I’m not ashamed to admit it. After all, everyone has their flaws, right? Mine are few and far between (of course), but I do have them like anyone else. One of them finds its home in one of my very favorite activities: the walk.
It doesn’t matter whether it’s a quick jaunt around the block or a hike on a beautiful mountain trail. That obedience school business of walking alongside my forever mom or dad? Forget about it. It’s just one of those things I haven’t quite mastered and I would be lying if I said I wanted to because I don’t. I like feeling (somewhat) free to smell and investigate and learn and meet new animals and their people. It’s nothing against my walker at the time. These are the things that bring a walk to life in my opinion.
But today I got to thinking about it within the psychological construct of friendship. Mom and dad and dear baby Carter left for a few hours tonight to go see some friends they haven’t seen much of since mom changed jobs a few months back.
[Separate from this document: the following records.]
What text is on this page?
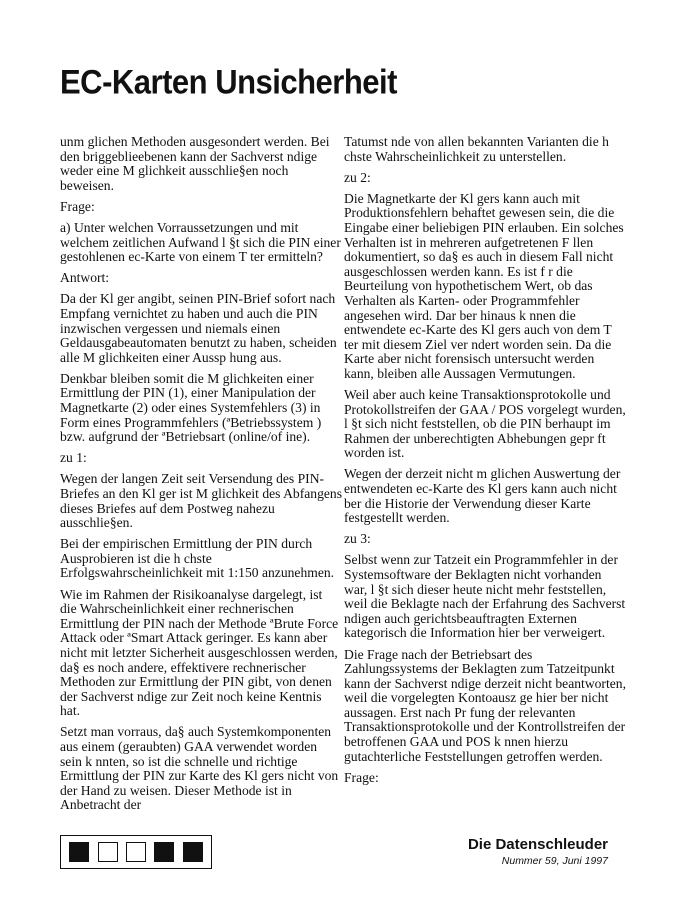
EC-Karten Unsicherheit

unm glichen Methoden ausgesondert werden. Bei den briggeblieebenen kann der Sachverst ndige weder eine M glichkeit ausschlie§en noch beweisen.

Frage:

a) Unter welchen Vorraussetzungen und mit welchem zeitlichen Aufwand l §t sich die PIN einer gestohlenen ec-Karte von einem T ter ermitteln?

Antwort:

Da der Kl ger angibt, seinen PIN-Brief sofort nach Empfang vernichtet zu haben und auch die PIN inzwischen vergessen und niemals einen Geldausgabeautomaten benutzt zu haben, scheiden alle M glichkeiten einer Aussp hung aus.

Denkbar bleiben somit die M glichkeiten einer Ermittlung der PIN (1), einer Manipulation der Magnetkarte (2) oder eines Systemfehlers (3) in Form eines Programmfehlers (ªBetriebssystem ) bzw. aufgrund der ªBetriebsart (online/of ine).

zu 1:

Wegen der langen Zeit seit Versendung des PIN-Briefes an den Kl ger ist M glichkeit des Abfangens dieses Briefes auf dem Postweg nahezu ausschlie§en.

Bei der empirischen Ermittlung der PIN durch Ausprobieren ist die h chste Erfolgswahrscheinlichkeit mit 1:150 anzunehmen.

Wie im Rahmen der Risikoanalyse dargelegt, ist die Wahrscheinlichkeit einer rechnerischen Ermittlung der PIN nach der Methode ªBrute Force Attack oder ªSmart Attack geringer. Es kann aber nicht mit letzter Sicherheit ausgeschlossen werden, da§ es noch andere, effektivere rechnerischer Methoden zur Ermittlung der PIN gibt, von denen der Sachverst ndige zur Zeit noch keine Kentnis hat.

Setzt man vorraus, da§ auch Systemkomponenten aus einem (geraubten) GAA verwendet worden sein k nnten, so ist die schnelle und richtige Ermittlung der PIN zur Karte des Kl gers nicht von der Hand zu weisen. Dieser Methode ist in Anbetracht der

Tatumst nde von allen bekannten Varianten die h chste Wahrscheinlichkeit zu unterstellen.

zu 2:

Die Magnetkarte der Kl gers kann auch mit Produktionsfehlern behaftet gewesen sein, die die Eingabe einer beliebigen PIN erlauben. Ein solches Verhalten ist in mehreren aufgetretenen F llen dokumentiert, so da§ es auch in diesem Fall nicht ausgeschlossen werden kann. Es ist f r die Beurteilung von hypothetischem Wert, ob das Verhalten als Karten- oder Programmfehler angesehen wird. Dar ber hinaus k nnen die entwendete ec-Karte des Kl gers auch von dem T ter mit diesem Ziel ver ndert worden sein. Da die Karte aber nicht forensisch untersucht werden kann, bleiben alle Aussagen Vermutungen.

Weil aber auch keine Transaktionsprotokolle und Protokollstreifen der GAA / POS vorgelegt wurden, l §t sich nicht feststellen, ob die PIN berhaupt im Rahmen der unberechtigten Abhebungen gepr ft worden ist.

Wegen der derzeit nicht m glichen Auswertung der entwendeten ec-Karte des Kl gers kann auch nicht ber die Historie der Verwendung dieser Karte festgestellt werden.

zu 3:

Selbst wenn zur Tatzeit ein Programmfehler in der Systemsoftware der Beklagten nicht vorhanden war, l §t sich dieser heute nicht mehr feststellen, weil die Beklagte nach der Erfahrung des Sachverst ndigen auch gerichtsbeauftragten Externen kategorisch die Information hier ber verweigert.

Die Frage nach der Betriebsart des Zahlungssystems der Beklagten zum Tatzeitpunkt kann der Sachverst ndige derzeit nicht beantworten, weil die vorgelegten Kontoausz ge hier ber nicht aussagen. Erst nach Pr fung der relevanten Transaktionsprotokolle und der Kontrollstreifen der betroffenen GAA und POS k nnen hierzu gutachterliche Feststellungen getroffen werden.

Frage:

Die Datenschleuder
Nummer 59, Juni 1997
These are all good friends who my mom loves and I love by proxy. They have all come and gone as Carter was a newborn and now an infant. But time and distance has made it harder to get together recently. Until tonight.
Tonight all they got together and caught up and smiled and laughed. (I only wished I’d been there to see it (not only because I love seeing my people happy, but also because I miss these people). Instead, I heard the evening recapped upon their return home, which was (almost) as good as being there in doggie person. Because there was joy in friendship tonight.
It’s the kind of friendship French-Algerian philosopher Albert Camus wrote of when he said “don’t walk behind me; I may not lead. Don’t walk in front of me; I may not follow. Just walk beside me and be my friend.”
I’m happy for my people they have friends who walk beside them. Even when they fall behind or run ahead, they all catch up from time to time. And those are the moments that make me think. Maybe I’ve been going about the whole walk thing the wrong way. Dogs are a man’s best friend after all. It might be time to make a change. In the meantime, though, I will give thanks for friendship. From the ground up, it really is a sparkplug for joy.